Peter Lasch’s “Naturalizations: The Mechanism of Facial Expression,” perhaps the weakest entry, was a science museum piece about facial characteristics. The three-part piece included a slide show (shown) projected near the floor for some reason; a group of photocopies of faces you could handle and plexiglas boards with holes for eyes and mouth and with mirrored surfaces to obscure part of the face. (shown, Libby posing with one of the glass/mirror boards) The exercise seemed silly and obvious.
Basically, the show’s pretty good and its sense of exploration and dark humor is appropriate to the institution. I am trying to imagine this show in a different location and can’t quite. Somehow, a white box with all this work might be a bust.
Now for some gossip. Libby and I saw many familiar faces, some of whom trickled over from the Art Alliance opening. Artist Karen Kilimnick was there, along with her mother. We caught up with PAFA curator Alex Baker who told us about his new curatorial effort at DUMBO and about his recent surfing vacation at Cape May. Mark Shetabi was there, excited to be in the Mutter again (apparently he made a bunch of drawings there when he was a student.) Sarah Roche was there, sitting outside waiting for Mark, confessing she wasn’t in a Mutter mood.

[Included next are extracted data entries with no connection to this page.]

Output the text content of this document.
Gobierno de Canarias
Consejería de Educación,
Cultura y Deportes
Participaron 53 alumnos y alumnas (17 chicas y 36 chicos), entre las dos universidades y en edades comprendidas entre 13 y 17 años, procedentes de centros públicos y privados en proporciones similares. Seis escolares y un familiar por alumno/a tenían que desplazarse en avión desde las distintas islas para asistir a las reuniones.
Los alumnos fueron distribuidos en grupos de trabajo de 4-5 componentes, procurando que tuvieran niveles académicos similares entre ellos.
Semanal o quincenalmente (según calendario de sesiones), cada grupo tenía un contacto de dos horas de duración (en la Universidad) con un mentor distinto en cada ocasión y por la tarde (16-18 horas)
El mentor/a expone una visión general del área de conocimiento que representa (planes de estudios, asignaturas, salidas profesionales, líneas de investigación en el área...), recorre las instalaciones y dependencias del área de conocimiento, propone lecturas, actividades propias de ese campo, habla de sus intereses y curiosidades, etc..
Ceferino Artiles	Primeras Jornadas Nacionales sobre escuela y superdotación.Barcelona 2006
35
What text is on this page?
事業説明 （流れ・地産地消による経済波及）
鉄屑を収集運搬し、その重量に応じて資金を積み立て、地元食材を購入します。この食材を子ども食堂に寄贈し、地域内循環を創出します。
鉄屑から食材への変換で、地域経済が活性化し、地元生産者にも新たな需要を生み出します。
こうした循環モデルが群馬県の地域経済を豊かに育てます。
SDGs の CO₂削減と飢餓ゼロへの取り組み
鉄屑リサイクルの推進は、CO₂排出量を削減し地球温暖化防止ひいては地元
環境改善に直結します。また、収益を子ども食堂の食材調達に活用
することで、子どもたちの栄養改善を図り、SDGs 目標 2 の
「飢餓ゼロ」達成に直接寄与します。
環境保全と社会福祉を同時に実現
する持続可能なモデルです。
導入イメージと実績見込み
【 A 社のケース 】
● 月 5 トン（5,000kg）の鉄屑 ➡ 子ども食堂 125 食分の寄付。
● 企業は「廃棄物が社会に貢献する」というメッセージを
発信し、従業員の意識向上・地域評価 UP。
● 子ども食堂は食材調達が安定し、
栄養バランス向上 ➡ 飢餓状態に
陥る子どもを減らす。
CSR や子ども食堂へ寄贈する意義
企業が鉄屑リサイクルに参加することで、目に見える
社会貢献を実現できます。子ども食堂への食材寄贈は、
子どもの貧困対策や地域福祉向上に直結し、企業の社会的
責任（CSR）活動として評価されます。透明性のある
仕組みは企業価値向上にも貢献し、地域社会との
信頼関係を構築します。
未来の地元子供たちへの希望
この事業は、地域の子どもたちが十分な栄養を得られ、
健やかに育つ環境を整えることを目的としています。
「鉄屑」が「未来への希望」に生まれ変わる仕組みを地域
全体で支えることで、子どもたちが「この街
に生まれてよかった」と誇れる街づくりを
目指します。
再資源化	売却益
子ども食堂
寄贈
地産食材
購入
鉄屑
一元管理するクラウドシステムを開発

Rob Matthews and Tracy popped in after his Art Alliance opening. Slought’s Aaron Levy and the Cultural Alliance’s John McInerney were caucusing about something or maybe it was nothing.
We also saw Paul Swenbeck and heard that PEI honcho Paula Marincola was there although we didn’t spot her. We chatted briefly with Eileen Neff who was having fun reading the 100-word sentence on a wall card for one of Thomas Zummer’s works. And Richard Torchia was outside the place when we were leaving, maybe with his bike, who remembers.
Finally, we introduced ourselves to Mutter Director, Gretchen Worden, who was happy to have her institution included in the Nothingness. She was decked out in basic art black and around her neck was a necklace that turned her into a walking specimen case. The necklace, a framed array of mouse bones set in a spiral configuration, was delicate, beautiful, and just the right amount of weird.